Enshrined in Article 22 are 3 major requirements:
(a) informing the accused of the grounds of arrest
(b) production before the nearest before the nearest Magistrate within 24 hours, and
(c) the accused has a right to have his lawyer present
Elaborating further guidelines into these essential requirements, DK Basu case (1996) laid down 11 commandments, which is nearly a charter of rights of the pre-trial accused. Essential among them is that the remand magistrate, before whom the accused is produced within 24 hours, will have to examine the accused and record his statement on whether he was ill-treated by the police, and if necessary, order an immediate medical treatment.
These commandments are applicable to all states, but they continue to remain only on paper, as we saw in the Sathankulam case. Jayaraj and Bennix, the two businessmen of that town, were tortured by the cops. When produced before a remand magistrate, but not actually shown to the magistrate, he made a mechanical remand. The duo was dead by then, but they were taken into judicial custody in a prison that was 100 km away.
It was only when the prison staff refused to admit the dead bodies, the incident was revealed and shocked the conscience of Tamil people. Thus, the first guard to protect the constitutional right – remand magistrate – failed in his duty. So far, no action has been taken against him.
Though the case was handed over to the CBI and a charge sheet was filed within a reasonable time, the trial process is yet to complete. In fact, the High Court that’s supposed to monitor the trial did not allow the same judicial officer to continue the trial and complete it before he/she transferred out on account of routine transfer.
In any event, five years is a long time and people cannot wait to see justice rendered and the accused properly punished.
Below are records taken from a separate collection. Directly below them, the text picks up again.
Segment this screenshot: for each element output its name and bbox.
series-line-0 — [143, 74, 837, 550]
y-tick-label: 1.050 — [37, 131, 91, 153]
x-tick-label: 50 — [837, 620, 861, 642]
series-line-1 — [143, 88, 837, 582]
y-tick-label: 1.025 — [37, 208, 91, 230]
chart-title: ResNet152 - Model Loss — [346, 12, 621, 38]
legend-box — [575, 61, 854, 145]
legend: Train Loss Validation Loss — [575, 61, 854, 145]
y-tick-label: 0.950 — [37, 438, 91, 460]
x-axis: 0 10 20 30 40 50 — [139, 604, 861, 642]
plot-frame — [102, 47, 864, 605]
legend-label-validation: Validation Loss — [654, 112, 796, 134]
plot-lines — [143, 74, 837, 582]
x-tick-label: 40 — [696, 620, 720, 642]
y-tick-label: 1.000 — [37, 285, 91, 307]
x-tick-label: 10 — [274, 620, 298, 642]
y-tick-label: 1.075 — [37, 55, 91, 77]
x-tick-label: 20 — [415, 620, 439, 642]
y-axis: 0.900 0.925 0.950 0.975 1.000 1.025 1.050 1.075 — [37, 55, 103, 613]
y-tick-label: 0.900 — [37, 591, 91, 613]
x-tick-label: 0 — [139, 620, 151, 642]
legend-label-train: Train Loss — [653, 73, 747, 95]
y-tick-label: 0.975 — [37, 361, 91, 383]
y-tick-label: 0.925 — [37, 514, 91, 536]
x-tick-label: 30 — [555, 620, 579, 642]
This elicits frustration and disappointment in the criminal justice system, which leads to denizens, often, hailing instant solutions. Case in point: encounter deaths.
During the 1970s, Cho Ramasamy, who was the head of the Peoples Union for Civil Liberties (PUCL) in Tamil Nadu, said in an interview: “Without third degree methods, cops can never bring out the truth. The peacock will not shed its feather for mere asking of it.” This statement had shocked many and he was asked to resign from PUCL, which he obliged.
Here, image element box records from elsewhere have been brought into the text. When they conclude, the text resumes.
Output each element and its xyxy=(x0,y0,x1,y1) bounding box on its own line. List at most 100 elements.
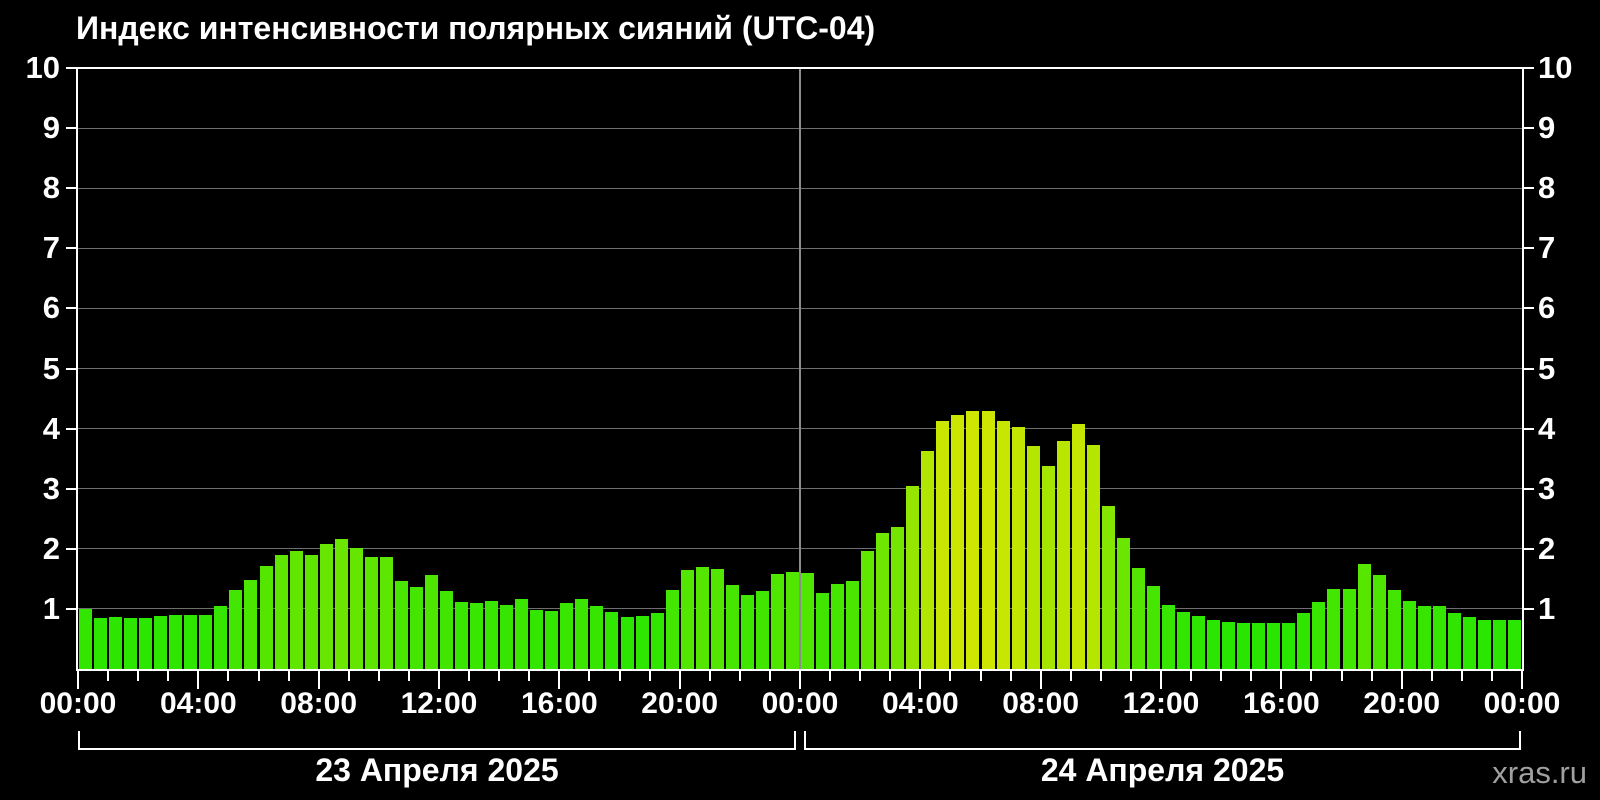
x-axis-major-tick xyxy=(919,671,922,689)
bar xyxy=(996,421,1010,669)
bar xyxy=(710,569,724,669)
y-axis-label-left: 8 xyxy=(42,170,60,206)
y-axis-tick-left xyxy=(66,487,76,490)
y-axis-label-right: 10 xyxy=(1538,50,1573,85)
date-bracket-end-left xyxy=(78,731,80,748)
bar xyxy=(1207,620,1221,669)
x-axis-minor-tick xyxy=(1099,671,1102,681)
x-axis-minor-tick xyxy=(829,671,832,681)
y-axis-line-right xyxy=(1522,67,1524,671)
bar xyxy=(409,587,423,669)
x-axis-minor-tick xyxy=(1340,671,1343,681)
bar xyxy=(876,532,890,669)
y-axis-label-right: 5 xyxy=(1538,350,1556,386)
bar xyxy=(951,415,965,669)
bar xyxy=(1101,505,1115,669)
x-axis-minor-tick xyxy=(738,671,741,681)
y-axis-label-left: 3 xyxy=(42,470,60,506)
bar xyxy=(1342,589,1356,669)
bar xyxy=(575,598,589,669)
x-axis-label: 16:00 xyxy=(520,687,598,720)
bar xyxy=(590,605,604,669)
bar xyxy=(184,614,198,669)
bar xyxy=(635,615,649,669)
bar xyxy=(500,604,514,669)
x-axis-minor-tick xyxy=(347,671,350,681)
bar xyxy=(1011,426,1025,669)
x-axis-minor-tick xyxy=(167,671,170,681)
y-axis-label-left: 5 xyxy=(42,350,60,386)
plot-top-border xyxy=(76,67,1524,69)
bar xyxy=(214,605,228,669)
y-axis-tick-left xyxy=(66,187,76,190)
bar xyxy=(560,602,574,669)
bar xyxy=(1312,601,1326,669)
y-axis-tick-left xyxy=(66,427,76,430)
bar xyxy=(1252,622,1266,669)
x-axis-major-tick xyxy=(1521,671,1523,689)
x-axis-label: 16:00 xyxy=(1242,687,1320,720)
x-axis-label: 20:00 xyxy=(1363,687,1441,720)
bar xyxy=(244,580,258,669)
x-axis-minor-tick xyxy=(1370,671,1373,681)
bar xyxy=(139,617,153,669)
bar xyxy=(861,550,875,669)
bar xyxy=(1146,586,1160,669)
x-axis-minor-tick xyxy=(377,671,380,681)
bar xyxy=(620,616,634,669)
bar xyxy=(485,601,499,669)
bar xyxy=(1372,574,1386,669)
x-axis-label: 08:00 xyxy=(1002,687,1080,720)
bar xyxy=(1327,589,1341,669)
y-axis-tick-left xyxy=(66,307,76,310)
bar xyxy=(379,556,393,669)
y-axis-label-right: 9 xyxy=(1538,110,1556,146)
x-axis-major-tick xyxy=(678,671,681,689)
x-axis-minor-tick xyxy=(1190,671,1193,681)
y-axis-tick-left xyxy=(66,67,76,69)
x-axis-minor-tick xyxy=(1250,671,1253,681)
x-axis-major-tick xyxy=(1039,671,1042,689)
bar xyxy=(1297,613,1311,669)
bar xyxy=(530,609,544,669)
bar xyxy=(1447,612,1461,669)
bar xyxy=(515,599,529,669)
y-axis-label-left: 2 xyxy=(42,530,60,566)
bar xyxy=(109,616,123,669)
day-separator-line xyxy=(799,68,801,669)
bar xyxy=(1071,423,1085,669)
y-axis-tick-right xyxy=(1524,67,1534,69)
bar xyxy=(1192,615,1206,669)
x-axis-minor-tick xyxy=(859,671,862,681)
date-bracket-end-right xyxy=(1519,731,1521,748)
bar xyxy=(1267,622,1281,669)
bar xyxy=(1026,446,1040,669)
x-axis-minor-tick xyxy=(468,671,471,681)
bar xyxy=(1056,441,1070,669)
x-axis-minor-tick xyxy=(768,671,771,681)
bar xyxy=(755,591,769,669)
bar xyxy=(199,614,213,669)
x-axis-minor-tick xyxy=(1129,671,1132,681)
x-axis-line xyxy=(76,669,1524,671)
y-axis-tick-left xyxy=(66,547,76,550)
x-axis-minor-tick xyxy=(1009,671,1012,681)
x-axis-minor-tick xyxy=(227,671,230,681)
x-axis-minor-tick xyxy=(1069,671,1072,681)
x-axis-label: 20:00 xyxy=(641,687,719,720)
y-axis-label-right: 8 xyxy=(1538,170,1556,206)
x-axis-minor-tick xyxy=(257,671,260,681)
bar xyxy=(770,574,784,669)
bar xyxy=(695,566,709,669)
y-axis-label-right: 4 xyxy=(1538,410,1556,446)
bar xyxy=(785,571,799,669)
bar xyxy=(1507,619,1521,669)
y-axis-label-left: 4 xyxy=(42,410,60,446)
bar xyxy=(906,486,920,669)
bar xyxy=(455,601,469,669)
x-axis-minor-tick xyxy=(1430,671,1433,681)
y-axis-tick-right xyxy=(1524,487,1534,490)
date-bracket-line xyxy=(804,748,1521,750)
bar xyxy=(124,617,138,669)
x-axis-minor-tick xyxy=(648,671,651,681)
But the debate never ended. Similar is the oft-repeated stories of different encounters. The last but not the least being the death of Ajith Kumar of Tiruppuvanam.
NHRC guidelines
After the killings of Maoists by the Andhra police, many civil rights organisations took the matter to the National Human Rights Commission. The NHRC gave certain guidelines in cases of encounter death by the police. One of them was that if an encounter took place, the police had to prove, in a court of law, that there was clear and present danger of the accused attempting to cause them grievous harm. Else, the policemen would be tried for murder.
Despite such directives, no State government in the country volunteered to have a standard protocol for trying cops in encounter cases.
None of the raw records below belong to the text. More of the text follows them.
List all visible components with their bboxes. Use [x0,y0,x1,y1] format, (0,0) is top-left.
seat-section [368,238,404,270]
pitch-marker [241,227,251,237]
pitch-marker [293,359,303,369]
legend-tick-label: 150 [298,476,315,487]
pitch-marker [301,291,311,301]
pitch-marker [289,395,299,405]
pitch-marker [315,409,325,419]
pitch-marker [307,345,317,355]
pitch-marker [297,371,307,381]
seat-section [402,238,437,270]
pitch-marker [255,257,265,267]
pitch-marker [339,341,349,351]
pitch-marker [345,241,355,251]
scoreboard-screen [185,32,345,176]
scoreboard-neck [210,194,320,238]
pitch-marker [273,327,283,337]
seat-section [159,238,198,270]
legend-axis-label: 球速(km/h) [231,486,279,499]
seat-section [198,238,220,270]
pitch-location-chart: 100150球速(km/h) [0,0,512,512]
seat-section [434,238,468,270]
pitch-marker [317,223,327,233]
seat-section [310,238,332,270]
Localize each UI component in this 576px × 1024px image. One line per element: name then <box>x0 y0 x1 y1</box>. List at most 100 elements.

It’s laudable, indeed, that Chief Minister MK Stalin ordered the immediate arrest of the 5 policemen for murder, which may be the first of its kind in the country. It’s a welcome step to literally implementing the NHRC guidelines.
In any event, sensitisation workshops of police officers, which routinely take place, are not sufficient. Such an exercise should start from the lowest guard to the five-starred top cop. What’s more important is the formation of groups from civil society to monitor each police station continuously.
If the fence starts eating into the crops, then what is the use of a fence? The issue is well laid out by a Latin maxim – Quis custodiet ipsos custodes? (Who will guard the guards themselves?).